The word suggests that you are torn between two opposing courses of action. Am I sane, or am I crazy? These are not courses of action, but they can be….for some.
I went to bed at 5:00 AM this morning after finishing my Theology paper and taking a shower. I braided my sopping dark hair into a long rope, popped my retainers in, and crawled between the sheets for a comfortable 3 hours before my class.

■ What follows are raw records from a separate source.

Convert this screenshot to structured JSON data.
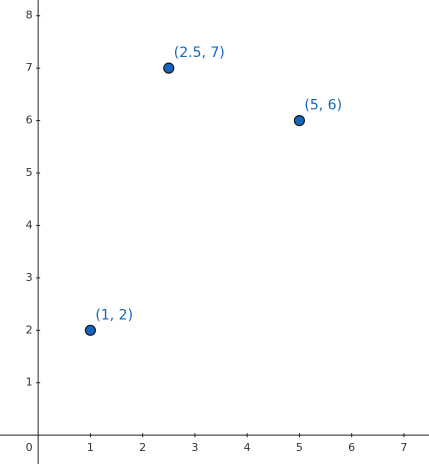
{
  "chart_data": {
    "type": "scatter",
    "x": [
      2.5,
      5,
      1
    ],
    "y": [
      7,
      6,
      2
    ],
    "value_labels": [
      "(2.5, 7)",
      "(5, 6)",
      "(1, 2)"
    ],
    "color": "#1565c0",
    "xlim": [
      -0.73,
      7.48
    ],
    "ylim": [
      -0.55,
      8.3
    ],
    "xticks": [
      0,
      1,
      2,
      3,
      4,
      5,
      6,
      7
    ],
    "yticks": [
      1,
      2,
      3,
      4,
      5,
      6,
      7,
      8
    ],
    "grid": false
  }
}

To be honest, I’m doing okay today! I don’t think it has hit me yet, but the closer midnight gets, the more appealing bedtime sounds. This weekend will be full of work; tomorrow I’m getting up to go to the gym (I haven’t exercised in around a week, and the lethargic feeling of physical stagnancy is settling into the far reaches of my body…it’s time for a run.) After that, breakfast, and essays. Three to be exact. But it’ll all be over come Monday morning! Well, most of it that is. I have a piano recital on Wednesday night that I’m not particularly looking forward to. I just talked to my mom about it, and she told me that I’m probably more prepared than I think I am (which is true,)

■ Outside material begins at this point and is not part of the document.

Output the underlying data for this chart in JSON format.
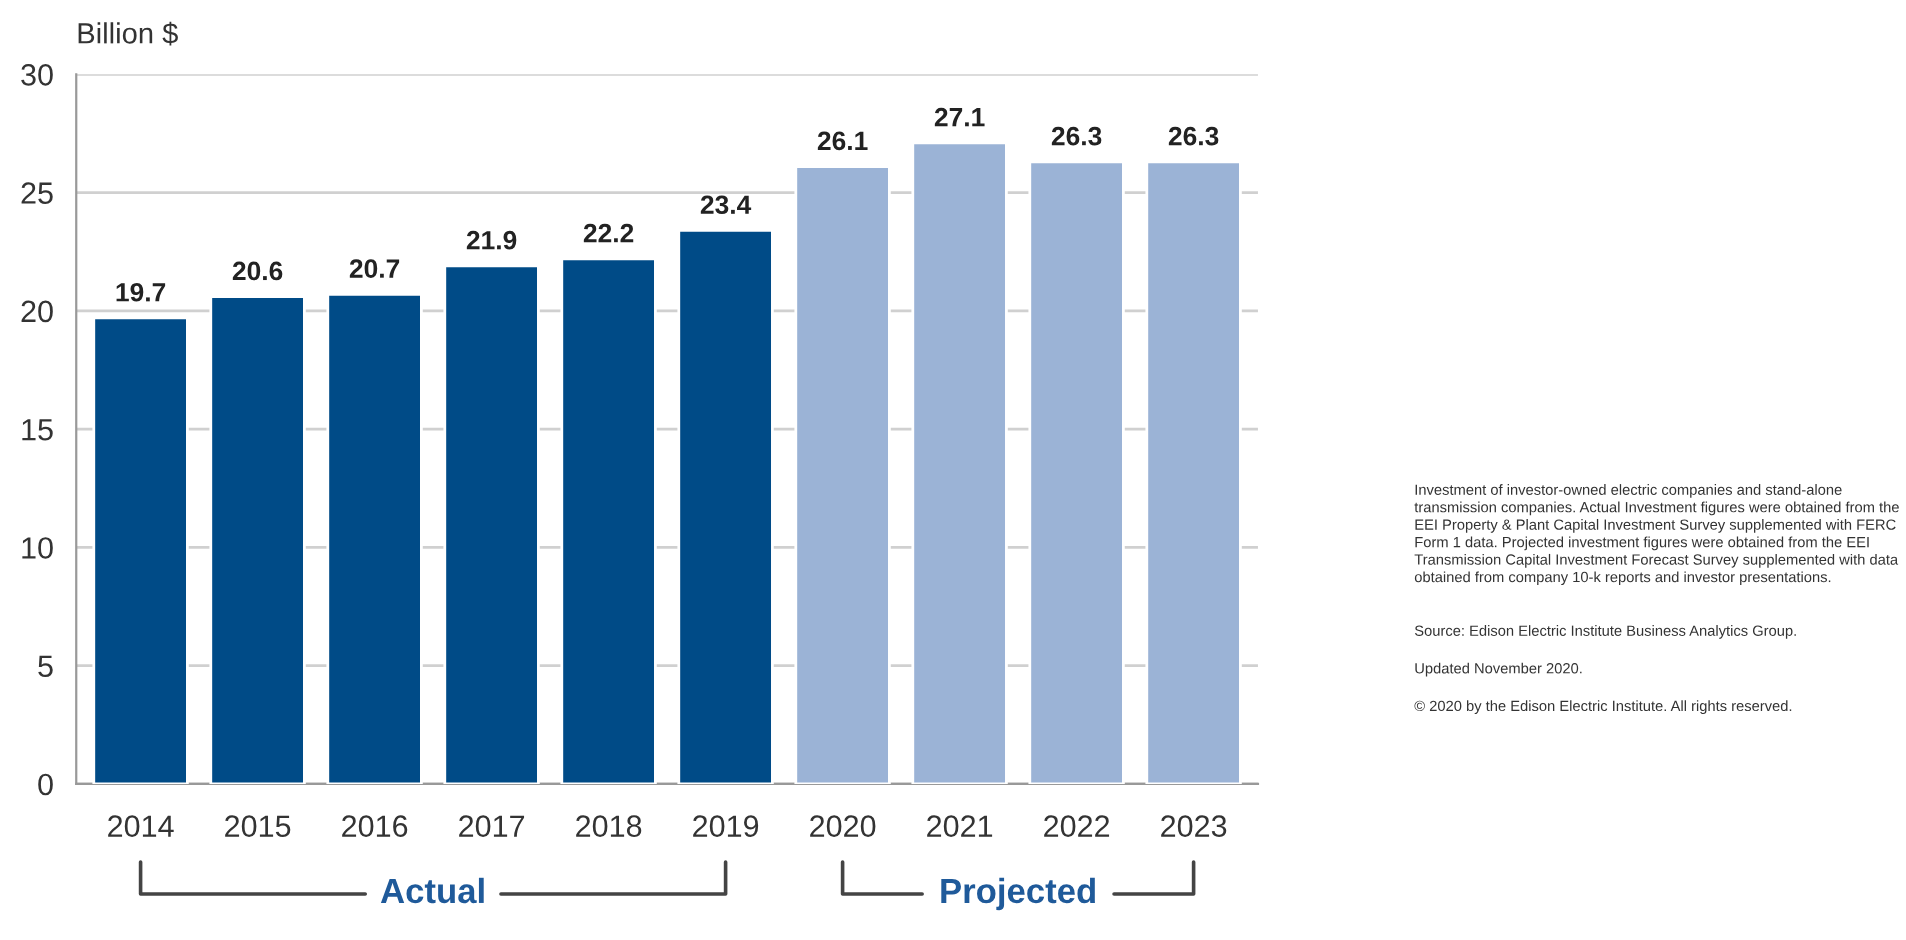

I move out of this city in 5 days. The drive home will be taking me back over to Eastern Washington (a place I visited for the first time last week, and fell in love with.) From there, a quick cut across Idaho, through Montana, down into Wyoming, dropping us straight into the mountainy arms of Colorado’s embrace. A little part of me is already sad though, a part that I suspect to grow before Thursday afternoon. I don’t know why I’m holding this thought, but the idea of me not living in Seattle makes the "active world" feel so distant. Will I be prepared to live a quiet summer of isolation in the mountains, after 9 months of this bustling metropolis of cross dressers and tattooed baristas? We’ll see.
Anyway, I liked my outfit today. It was simple. My roommate is gone most of the night, which means I ended up chilling out in my bra and underwear, watching Netflix. Naturally silly self-portraits were in order.
My friends, there is a bit of me that is worried. It’s questioning the authenticity of my feelings on a matter that I once felt very strongly for. I hope my passion is not running thin; it’s my passion that has gotten me to the good place that I’m at right now.
I’ll be 19 soon. Even with all this experience, this pain, life, and knowledge under my belt, I’m still considered the youngin’ in a circle of friends. Something doesn’t seem right about that.
Goodnight. More pictures will be up soon. Thank you for reading, watching, and listening.